BCE Inc. says it wants to set the global standard for providing IP services, but one industry observer pointed out that the company already trails a competitor at home in one respect.
“Telus was first,” said Ronald Gruia, an analyst at Frost & Sullivan in Toronto, noting that Burnaby, B.C.-based Telus Corp. has won the race to the enterprise.
BCE, the Montreal communications company that owns Bell Canada, made public its big plans for IP telephony during an annual presentation to the financial community Wednesday. Michael Sabia, BCE’s CEO, said the firm means to “set a standard” when it comes to IP products.
“Our objective is to lead the pack,” he said during a press conference in Toronto.
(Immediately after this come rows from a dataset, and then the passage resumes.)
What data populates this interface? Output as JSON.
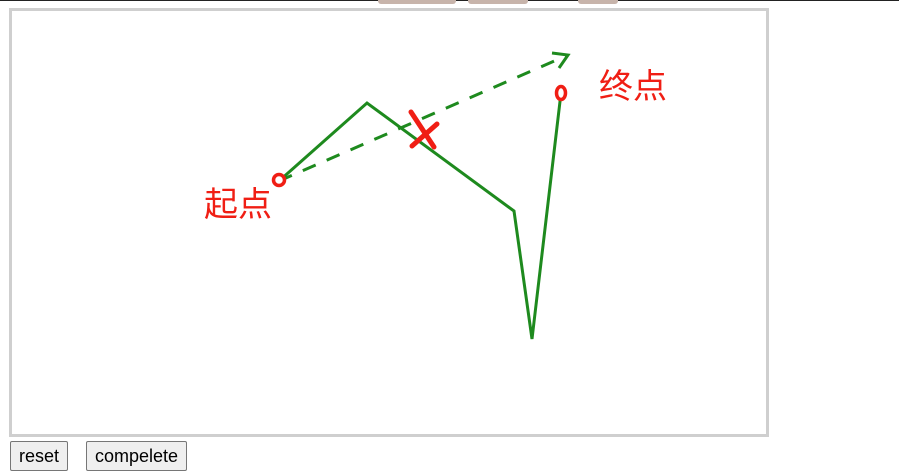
{
  "labels": {
    "start": "起点",
    "end": "终点"
  },
  "buttons": {
    "reset": "reset",
    "complete": "compelete"
  },
  "colors": {
    "path": "#1e8a1e",
    "marker": "#f01e14",
    "frame": "#cfcfcf"
  }
}
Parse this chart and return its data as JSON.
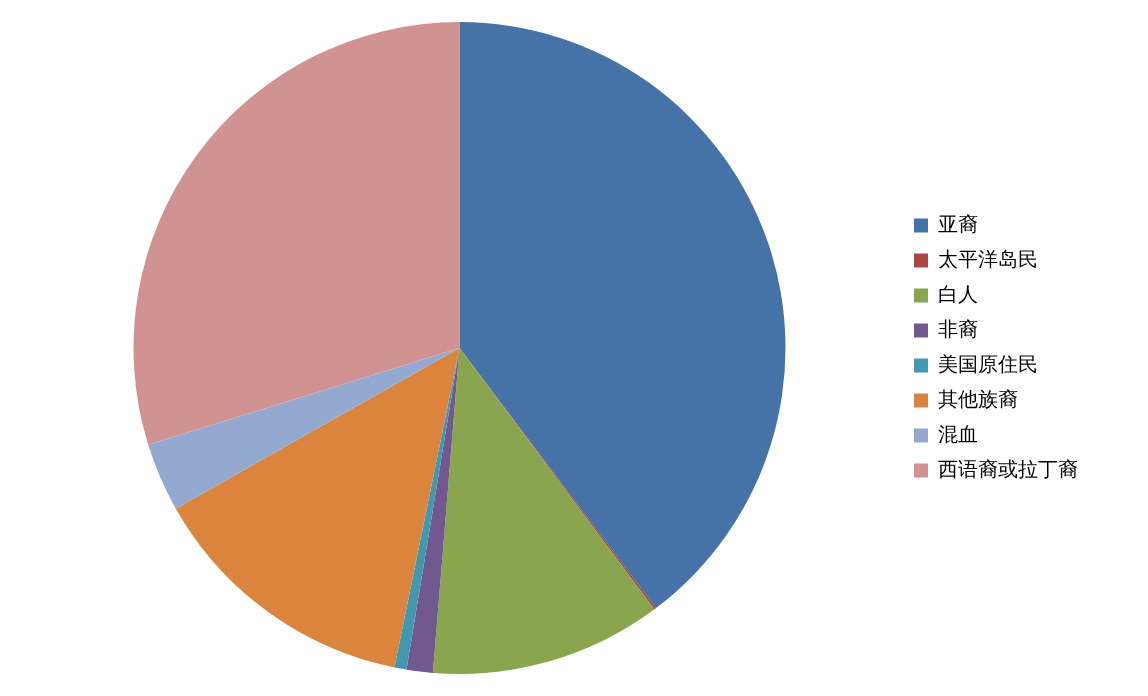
{
  "chart_data": {
    "type": "pie",
    "categories": [
      "亚裔",
      "太平洋岛民",
      "白人",
      "非裔",
      "美国原住民",
      "其他族裔",
      "混血",
      "西语裔或拉丁裔"
    ],
    "values": [
      39.7,
      0.1,
      11.5,
      1.3,
      0.6,
      13.6,
      3.4,
      29.8
    ],
    "colors": [
      "#4572a7",
      "#aa4643",
      "#89a54e",
      "#71588f",
      "#4198af",
      "#db843d",
      "#93a9cf",
      "#d19392"
    ],
    "legend": "right"
  }
}
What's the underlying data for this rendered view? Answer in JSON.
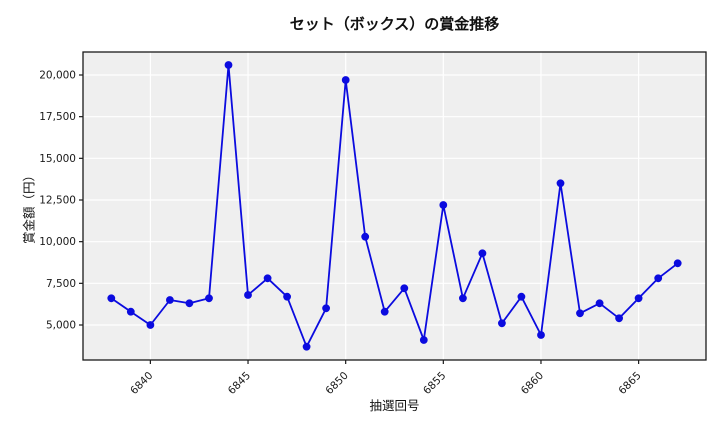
{
  "colors": {
    "figure_bg": "#ffffff",
    "plot_bg": "#efefef",
    "grid": "#ffffff",
    "spine": "#1a1a1a",
    "tick_text": "#1a1a1a",
    "line": "#0b0bdf",
    "marker": "#0b0bdf"
  },
  "chart_data": {
    "type": "line",
    "title": "セット（ボックス）の賞金推移",
    "xlabel": "抽選回号",
    "ylabel": "賞金額（円）",
    "marker": "o",
    "grid": true,
    "legend": null,
    "x": [
      6838,
      6839,
      6840,
      6841,
      6842,
      6843,
      6844,
      6845,
      6846,
      6847,
      6848,
      6849,
      6850,
      6851,
      6852,
      6853,
      6854,
      6855,
      6856,
      6857,
      6858,
      6859,
      6860,
      6861,
      6862,
      6863,
      6864,
      6865,
      6866,
      6867
    ],
    "y": [
      6600,
      5800,
      5000,
      6500,
      6300,
      6600,
      20600,
      6800,
      7800,
      6700,
      3700,
      6000,
      19700,
      10300,
      5800,
      7200,
      4100,
      12200,
      6600,
      9300,
      5100,
      6700,
      4400,
      13500,
      5700,
      6300,
      5400,
      6600,
      7800,
      8700
    ],
    "xlim": [
      6836.55,
      6868.45
    ],
    "ylim": [
      2900,
      21380
    ],
    "xticks": [
      6840,
      6845,
      6850,
      6855,
      6860,
      6865
    ],
    "xtick_labels": [
      "6840",
      "6845",
      "6850",
      "6855",
      "6860",
      "6865"
    ],
    "yticks": [
      5000,
      7500,
      10000,
      12500,
      15000,
      17500,
      20000
    ],
    "ytick_labels": [
      "5,000",
      "7,500",
      "10,000",
      "12,500",
      "15,000",
      "17,500",
      "20,000"
    ]
  }
}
BCE outlined a number of IP initiatives, including VoIP for consumers, as well as plans to lure businesses away from circuit-switched service and onto IP.
“We do not expect to be outflanked,” Sabia said.
But despite BCE’s bravado, it lags Telus in the enterprise space, noted Gruia. That carrier last month unveiled IP-One, a hosted IP service for businesses. It allows users to control voice and data communications from their PCs — which calls go to which line, time-of-day prioritization, call routing and easy call-conference capabilities.
Sabia did not specify if or when BCE’s subsidiary Bell would present a similar product, although Gruia said it’s probably in the works. Bell has been testing certain equipment from Nortel Networks that is designed to support just the thing.
“I’m convinced they have something up their sleeve,” he said, adding that BCE would probably market the offering through its western subsidiary Bell West, which targets Telus’s backyard, Alberta and B.C. Telus did something similar, bringing IP-One first to Ontario and Quebec, which is Bell’s stomping ground.
Among its future plans, BCE said it would take full control of Bell West, buying Winnipeg-based Manitoba Telecom Services Inc. (MTS) out of the venture for $650 million. MTS holds 40 per cent of Bell West.
BCE also said it would port all of its voice and data traffic onto an IP network by 2007; start a market trial of consumer VoIP early next year; expand its DSL footprint to bring high-speed Internet to more places; improve customer service for small- and medium-sized businesses (SMBs); and improve billing and customer service processes for enterprises.
In a separate announcement earlier this week Bell said that it would spend $170 million on Nortel Networks optical gear, to “evolve seamlessly from a…circuit-based facility, to a more packet-based network.”
Also earlier in the week, Bell said it would boost the download speed of its ADSL Internet service from 1.5Mbps to 3Mbps for consumers, and from 3Mbps to 4Mbps for businesses. Upload speeds would increase to a maximum of 800Kbps.
Gruia said BCE and Bell’s recent announcements could put them in a strong position, particularly in the consumer arena. Increased bandwidth plus VoIP and video technology initiatives equals a powerful voice, video and data bundle for residential customers. “They could become the leader there,” Gruia said.
But no matter which class of customer BCE aims for, the firm has plenty to prove before it can call its IP undertakings a success.
“It all depends on value,” Gruia said. “How much does it deliver?”